Ashwell Statie

An article taken from the Herts Express 7 July 1906 describing the Ashwell Feast
Jackie Embury

Ashwell Statie

 

Later in time Ashwell had a Statute Fair or Statie held at Michaelmas (29 September), opposite the Three Tuns.  Here domestic and farm workers were hired for the year, standing in rows with distinguishing marks, ploughmen with whipcord in cap, shepherds with a crook, carters with a whip etc.

If you want a young man with a true honest heart
Who knows how to manage a plough or a cart
Here is one to your purpose come, take me and try
You’ll say you ne’er met a better than I.
My masters and mistresses hither repair
What servants you want you’ll find in our fair.
Men and maids fit for all sorts of stations there be
And for wages I’m sure we shall not disagree”.

Much of our parish was covered in earliest times with dense wood, thicket or shrub and over much of the rest stretched dismal swamps.  Pack horse trains wore tracks over the hills, and these were called trade routes.  These roads were only intended for traffic without wheels. 

Farmers could not use their wains and wagons in the winter up to mid seventeenth century.  Everything had to go by pack horse or pillion.  The air was musical with the faint tinkling of the horse-bells.

One of the features of Ashwell was the Arbour Bushes which stood out prominently in open fields devoid of hedges.  They gave pleasant shade.  There were Arbour Bushes in North Field, Redlands, Forty Foot Field;  the Clement Bush, Forty Foot Hill Bush and Redlands Bush.

Clay Bush Trees were two noble elm trees planted by Joseph Kirbyshire on Claybush Hill.  They can be seen twenty miles away.

Before the enclosures there were four common fields, Clay Bush, Quarry Fields, Redlands and North Field.

Cow common was used by all who possessed the right, and cattle were taken by the Common Herdsman from the various homesteads and brought back at night from May Day to October.

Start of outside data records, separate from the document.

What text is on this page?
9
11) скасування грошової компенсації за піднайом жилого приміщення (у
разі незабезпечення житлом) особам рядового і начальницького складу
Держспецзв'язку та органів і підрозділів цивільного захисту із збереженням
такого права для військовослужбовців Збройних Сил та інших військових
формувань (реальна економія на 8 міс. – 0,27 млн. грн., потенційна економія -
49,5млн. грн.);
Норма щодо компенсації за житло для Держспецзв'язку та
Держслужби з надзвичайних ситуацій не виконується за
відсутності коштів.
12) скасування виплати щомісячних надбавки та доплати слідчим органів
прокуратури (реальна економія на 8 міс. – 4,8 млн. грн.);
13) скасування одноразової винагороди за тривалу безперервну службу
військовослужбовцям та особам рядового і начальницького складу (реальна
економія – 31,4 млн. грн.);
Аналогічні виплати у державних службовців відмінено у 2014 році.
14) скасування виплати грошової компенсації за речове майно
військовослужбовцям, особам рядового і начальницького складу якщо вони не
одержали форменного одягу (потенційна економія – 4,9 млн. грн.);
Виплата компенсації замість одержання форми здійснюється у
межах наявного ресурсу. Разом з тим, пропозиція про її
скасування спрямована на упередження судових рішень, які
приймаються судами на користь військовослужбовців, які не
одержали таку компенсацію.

Ashwell is part of the great Vale of Ringdale “where the sail is mist with a white marle, which yields the choicest wheat and barley, such as makes the best mault that serves the King’s Court or the City of London.  Ringdale extends from Barkway to Offley.

In Drayton’s Poems we read:

“Vale of Ringdale of the vulgar falsely called Ringtaille,
For greatnesse of my graine and fianesse of my grass
This Ile scarce hath a vale
That Ringdale doth surpasse.”

A boy in a country lane near here was asked “where does this road go to?”  He replied “I have been living here for sixteen years, and it has never moved to my knowledge.”